In the NIFTY BANK 1-day chart above, you can see a bearish counter candle pattern forming after an uptrend. As discussed in the article, the price has entered a downward trend since its formation.

When a bearish counter candlestick pattern was formed, traders could take a short position at Rs. 28257.35 and the stop loss was Rs. 26406

Highlights of the Bearish counterattack pattern

composition: In a bearish reversal candlestick pattern, the first candlestick is a rising candlestick and the second candlestick is a falling candlestick that starts with a rising gap and closes at the previous candlestick’s close.

mark: This signals a potential trend reversal as buying pressure is waning and sellers are trying to overcome the buying pressure.

Volume: A bearish counter candlestick pattern combined with high bearish volume is a strong signal of a potential trend reversal.

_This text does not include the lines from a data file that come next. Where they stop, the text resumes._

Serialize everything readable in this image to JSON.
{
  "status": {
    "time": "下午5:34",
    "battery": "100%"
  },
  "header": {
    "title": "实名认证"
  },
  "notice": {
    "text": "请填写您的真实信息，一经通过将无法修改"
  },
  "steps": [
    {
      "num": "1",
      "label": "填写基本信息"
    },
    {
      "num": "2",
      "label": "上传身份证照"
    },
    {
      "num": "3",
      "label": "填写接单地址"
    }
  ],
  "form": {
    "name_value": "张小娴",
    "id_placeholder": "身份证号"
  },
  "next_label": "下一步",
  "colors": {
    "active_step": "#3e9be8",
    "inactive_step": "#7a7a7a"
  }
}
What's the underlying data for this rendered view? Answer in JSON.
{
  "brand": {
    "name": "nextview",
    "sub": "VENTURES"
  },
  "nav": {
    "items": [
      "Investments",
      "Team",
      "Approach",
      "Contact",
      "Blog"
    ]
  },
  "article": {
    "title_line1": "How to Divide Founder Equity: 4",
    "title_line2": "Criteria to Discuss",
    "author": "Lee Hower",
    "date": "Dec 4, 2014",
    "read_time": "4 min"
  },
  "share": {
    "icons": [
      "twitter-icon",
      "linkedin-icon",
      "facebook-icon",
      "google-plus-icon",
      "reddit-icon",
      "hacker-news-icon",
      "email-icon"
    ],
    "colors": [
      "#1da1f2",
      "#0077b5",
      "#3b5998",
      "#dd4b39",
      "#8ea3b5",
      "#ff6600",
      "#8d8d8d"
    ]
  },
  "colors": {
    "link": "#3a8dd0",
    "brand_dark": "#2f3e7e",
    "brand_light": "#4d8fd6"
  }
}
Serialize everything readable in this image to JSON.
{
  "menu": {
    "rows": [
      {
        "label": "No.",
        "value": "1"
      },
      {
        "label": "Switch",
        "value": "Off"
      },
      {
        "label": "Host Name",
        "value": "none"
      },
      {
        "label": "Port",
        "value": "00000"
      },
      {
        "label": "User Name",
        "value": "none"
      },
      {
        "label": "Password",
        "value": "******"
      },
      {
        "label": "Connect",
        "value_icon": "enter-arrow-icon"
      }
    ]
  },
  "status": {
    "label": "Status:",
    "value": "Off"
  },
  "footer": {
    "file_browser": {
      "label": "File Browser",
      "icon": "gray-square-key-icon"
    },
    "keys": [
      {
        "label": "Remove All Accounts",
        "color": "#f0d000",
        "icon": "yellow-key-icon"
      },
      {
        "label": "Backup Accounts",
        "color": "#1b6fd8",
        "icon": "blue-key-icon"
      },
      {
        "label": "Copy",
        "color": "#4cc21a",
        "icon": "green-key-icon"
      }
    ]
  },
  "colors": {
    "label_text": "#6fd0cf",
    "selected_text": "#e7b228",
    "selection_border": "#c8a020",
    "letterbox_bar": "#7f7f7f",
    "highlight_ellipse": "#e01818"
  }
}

tendency: The best scenario for this pattern to occur is during an uptrend as the likelihood of a bearish reversal increases.

read more: Bullish counterattack candlestick pattern

conclusion

Bearish retracement candlestick patterns are not often observed in the markets, but traders should know what they mean and how to trade them. This pattern can provide early signs of a trend reversal, but it is necessary to combine it with other indicators to confirm a trend reversal before entering a trade.

Additionally, traders are advised to place an appropriate stop loss order to minimize losses if a trade goes against their analysis. What are your views on this candlestick pattern? Let us know through the comments section.